Hopefully your July 4th firecrackers and cherry bombs cause no harm, with this column advising cautionary techniques for any "explosions." In fact, the National Fire Protection Association's studies on fireworks safety suggest that fireworks cause a incredible average of 18,500 fires per year. On top of that, an estimated 12,900 injuries from fireworks are handled by emergency rooms per year, with more than one-third of those occurring to children. Thanks to Prevention magazine and others for the following tips to prevent injuries and property damage.

Sparklers are not harmless. As a kid growing up, sparklers were the only fireworks my parents allowed, as I did the same with my child and grandchildren. Supposedly harmless, I was aghast to discover these aren't necessarily the case. According to the Consumer Product Safety Commission, sparklers can burn at around 2,000 degrees Fahrenheit (approximately the same temperature as an industrial blow torch). Therefore, it's imperative not to let young children play with them.

Keep your distance.
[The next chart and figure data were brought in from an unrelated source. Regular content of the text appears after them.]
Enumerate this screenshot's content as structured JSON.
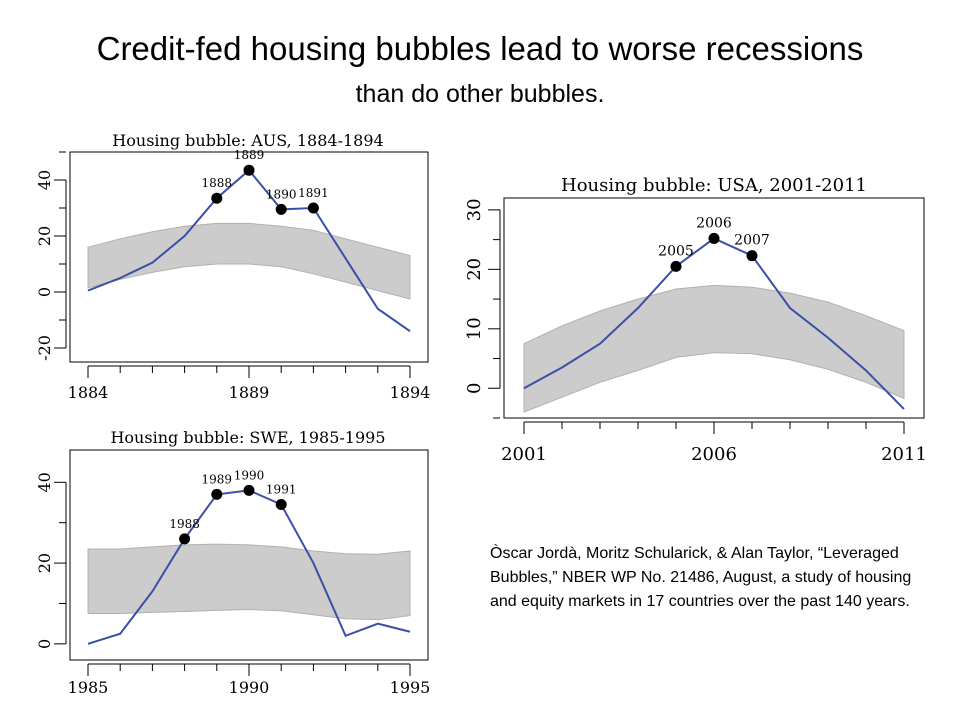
{
  "header": {
    "title": "Credit-fed housing bubbles lead to worse recessions",
    "subtitle": "than do other bubbles."
  },
  "citation": {
    "text": "Òscar Jordà, Moritz Schularick, & Alan Taylor, “Leveraged Bubbles,” NBER WP No. 21486, August, a study of housing and equity markets in 17 countries over the past 140 years."
  },
  "colors": {
    "line": "#3a4fa6",
    "band": "#cccccc",
    "band_edge": "#b0b0b0",
    "marker": "#000000"
  },
  "chart_data": [
    {
      "type": "line",
      "title": "Housing bubble: AUS, 1884-1894",
      "xlabel": "",
      "ylabel": "",
      "xlim": [
        1884,
        1894
      ],
      "ylim": [
        -25,
        50
      ],
      "xticks": [
        1884,
        1889,
        1894
      ],
      "yticks": [
        -20,
        0,
        20,
        40
      ],
      "x": [
        1884,
        1885,
        1886,
        1887,
        1888,
        1889,
        1890,
        1891,
        1892,
        1893,
        1894
      ],
      "series": [
        {
          "values": [
            0.5,
            5,
            10.5,
            20,
            33.5,
            43.5,
            29.5,
            30,
            12,
            -6,
            -14
          ]
        }
      ],
      "band": {
        "upper": [
          16,
          19,
          21.5,
          23.5,
          24.5,
          24.5,
          23.5,
          22,
          19,
          16,
          13
        ],
        "lower": [
          1.5,
          4.5,
          7,
          9,
          10,
          10,
          9,
          6.5,
          3.5,
          0.5,
          -2.5
        ]
      },
      "markers": [
        {
          "x": 1888,
          "y": 33.5,
          "label": "1888"
        },
        {
          "x": 1889,
          "y": 43.5,
          "label": "1889"
        },
        {
          "x": 1890,
          "y": 29.5,
          "label": "1890"
        },
        {
          "x": 1891,
          "y": 30,
          "label": "1891"
        }
      ]
    },
    {
      "type": "line",
      "title": "Housing bubble: USA, 2001-2011",
      "xlabel": "",
      "ylabel": "",
      "xlim": [
        2001,
        2011
      ],
      "ylim": [
        -5,
        32
      ],
      "xticks": [
        2001,
        2006,
        2011
      ],
      "yticks": [
        0,
        10,
        20,
        30
      ],
      "x": [
        2001,
        2002,
        2003,
        2004,
        2005,
        2006,
        2007,
        2008,
        2009,
        2010,
        2011
      ],
      "series": [
        {
          "values": [
            0,
            3.5,
            7.5,
            13.5,
            20.5,
            25.2,
            22.3,
            13.5,
            8.5,
            3,
            -3.5
          ]
        }
      ],
      "band": {
        "upper": [
          7.5,
          10.5,
          13,
          15,
          16.7,
          17.3,
          17,
          16,
          14.5,
          12.2,
          9.7
        ],
        "lower": [
          -4,
          -1.5,
          1,
          3,
          5.2,
          6,
          5.8,
          4.8,
          3.2,
          1,
          -1.7
        ]
      },
      "markers": [
        {
          "x": 2005,
          "y": 20.5,
          "label": "2005"
        },
        {
          "x": 2006,
          "y": 25.2,
          "label": "2006"
        },
        {
          "x": 2007,
          "y": 22.3,
          "label": "2007"
        }
      ]
    },
    {
      "type": "line",
      "title": "Housing bubble: SWE, 1985-1995",
      "xlabel": "",
      "ylabel": "",
      "xlim": [
        1985,
        1995
      ],
      "ylim": [
        -4,
        48
      ],
      "xticks": [
        1985,
        1990,
        1995
      ],
      "yticks": [
        0,
        20,
        40
      ],
      "x": [
        1985,
        1986,
        1987,
        1988,
        1989,
        1990,
        1991,
        1992,
        1993,
        1994,
        1995
      ],
      "series": [
        {
          "values": [
            0,
            2.5,
            13,
            26,
            37,
            38,
            34.5,
            20,
            2,
            5,
            3
          ]
        }
      ],
      "band": {
        "upper": [
          23.5,
          23.5,
          24,
          24.5,
          24.7,
          24.5,
          24,
          23,
          22.3,
          22.2,
          23
        ],
        "lower": [
          7.5,
          7.5,
          7.8,
          8,
          8.3,
          8.5,
          8.2,
          7.2,
          6.2,
          6,
          7
        ]
      },
      "markers": [
        {
          "x": 1988,
          "y": 26,
          "label": "1988"
        },
        {
          "x": 1989,
          "y": 37,
          "label": "1989"
        },
        {
          "x": 1990,
          "y": 38,
          "label": "1990"
        },
        {
          "x": 1991,
          "y": 34.5,
          "label": "1991"
        }
      ]
    }
  ]
}
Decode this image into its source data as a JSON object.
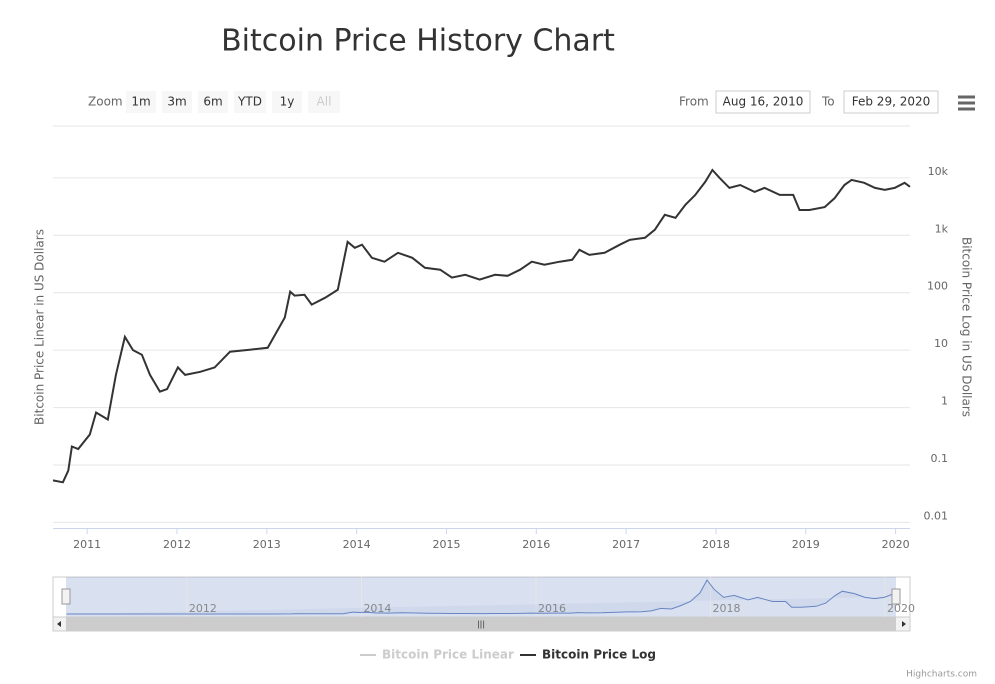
{
  "chart_data": {
    "type": "line",
    "title": "Bitcoin Price History Chart",
    "range_selector": {
      "label": "Zoom",
      "buttons": [
        "1m",
        "3m",
        "6m",
        "YTD",
        "1y",
        "All"
      ],
      "from_label": "From",
      "from": "Aug 16, 2010",
      "to_label": "To",
      "to": "Feb 29, 2020"
    },
    "y_label": "Bitcoin Price Linear in US Dollars",
    "y2_label": "Bitcoin Price Log in US Dollars",
    "log_scale": true,
    "grid": true,
    "credits": "Highcharts.com",
    "xlim": [
      2010.62,
      2020.16
    ],
    "xticks": [
      2011,
      2012,
      2013,
      2014,
      2015,
      2016,
      2017,
      2018,
      2019,
      2020
    ],
    "ylim": [
      0.008,
      80000
    ],
    "yticks": [
      0.01,
      0.1,
      1,
      10,
      100,
      {
        "value": 1000,
        "label": "1k"
      },
      {
        "value": 10000,
        "label": "10k"
      }
    ],
    "navigator_xticks": [
      2012,
      2014,
      2016,
      2018,
      2020
    ],
    "x": [
      2010.62,
      2010.73,
      2010.79,
      2010.83,
      2010.9,
      2011.03,
      2011.1,
      2011.23,
      2011.32,
      2011.42,
      2011.51,
      2011.61,
      2011.7,
      2011.81,
      2011.89,
      2012.01,
      2012.09,
      2012.26,
      2012.42,
      2012.59,
      2012.81,
      2013.01,
      2013.2,
      2013.26,
      2013.31,
      2013.42,
      2013.5,
      2013.65,
      2013.79,
      2013.9,
      2013.98,
      2014.06,
      2014.17,
      2014.31,
      2014.46,
      2014.62,
      2014.76,
      2014.93,
      2015.06,
      2015.21,
      2015.37,
      2015.54,
      2015.68,
      2015.82,
      2015.95,
      2016.09,
      2016.26,
      2016.4,
      2016.48,
      2016.59,
      2016.76,
      2016.93,
      2017.04,
      2017.21,
      2017.32,
      2017.43,
      2017.55,
      2017.66,
      2017.77,
      2017.88,
      2017.96,
      2018.04,
      2018.15,
      2018.27,
      2018.43,
      2018.54,
      2018.71,
      2018.86,
      2018.93,
      2019.04,
      2019.21,
      2019.32,
      2019.43,
      2019.51,
      2019.65,
      2019.77,
      2019.88,
      2019.99,
      2020.1,
      2020.16
    ],
    "series": [
      {
        "name": "Bitcoin Price Linear",
        "color": "#cccccc",
        "visible": false
      },
      {
        "name": "Bitcoin Price Log",
        "color": "#333333",
        "visible": true,
        "values": [
          0.054,
          0.05,
          0.08,
          0.21,
          0.19,
          0.34,
          0.82,
          0.62,
          3.7,
          17,
          10,
          8.3,
          3.7,
          1.9,
          2.1,
          5,
          3.7,
          4.2,
          5,
          9.4,
          10.2,
          11,
          37,
          104,
          89,
          92,
          62,
          82,
          113,
          770,
          605,
          685,
          405,
          347,
          495,
          405,
          272,
          252,
          183,
          205,
          169,
          205,
          197,
          252,
          347,
          308,
          347,
          375,
          560,
          455,
          495,
          685,
          830,
          905,
          1250,
          2270,
          2020,
          3400,
          5050,
          8500,
          13700,
          10000,
          6700,
          7500,
          5700,
          6700,
          5050,
          5050,
          2760,
          2760,
          3100,
          4400,
          7500,
          9200,
          8200,
          6700,
          6200,
          6700,
          8200,
          7000
        ]
      }
    ]
  }
}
Just like a firearm, NEVER ever point fireworks at another person or have any part of your body above or in the firework's expected trajectory. Only light one firework at a time and immediately step away.

Duds can still hurt us. Fireworks don't always have the same scrupulous manufacturing processes as products we bring into our homes. Further, it's not uncommon for some to light improperly, go out before fully igniting, or even explode. If the first two situations do happen, don't pick up the firework or relight it. If it's defective, doing so again could cause an accident dangerous to both the person using the firework, as well as bystanders. Even better, leave it alone and, after some time has passed, soak it with water and properly dispose of it.

Responsible disposal is crucial. Essential steps to avoid injuries and fires means to always have a water hose or bucket of water handy. If the fireworks aren't thoroughly doused with water, the holder could be in deep trouble by risking trash fires that can spread and cause injury and/or property damage.

Only light one at a time. Using multiple fireworks at a time makes it difficult to keep track of their paths and increases the chances of making a mistake

Lay off the alcohol and drugs. We've all observed people under the influence make stupid, as well as dangerous decisions; using fireworks in this manner is certainly no exception. While my statistics don't point to the number actually affected, they do show those almost-13,000 people every year go to the emergency room for care after a firework injury. We can bet a significant number of these individuals imbibed before and even during their "celebration." Please don't be one of them.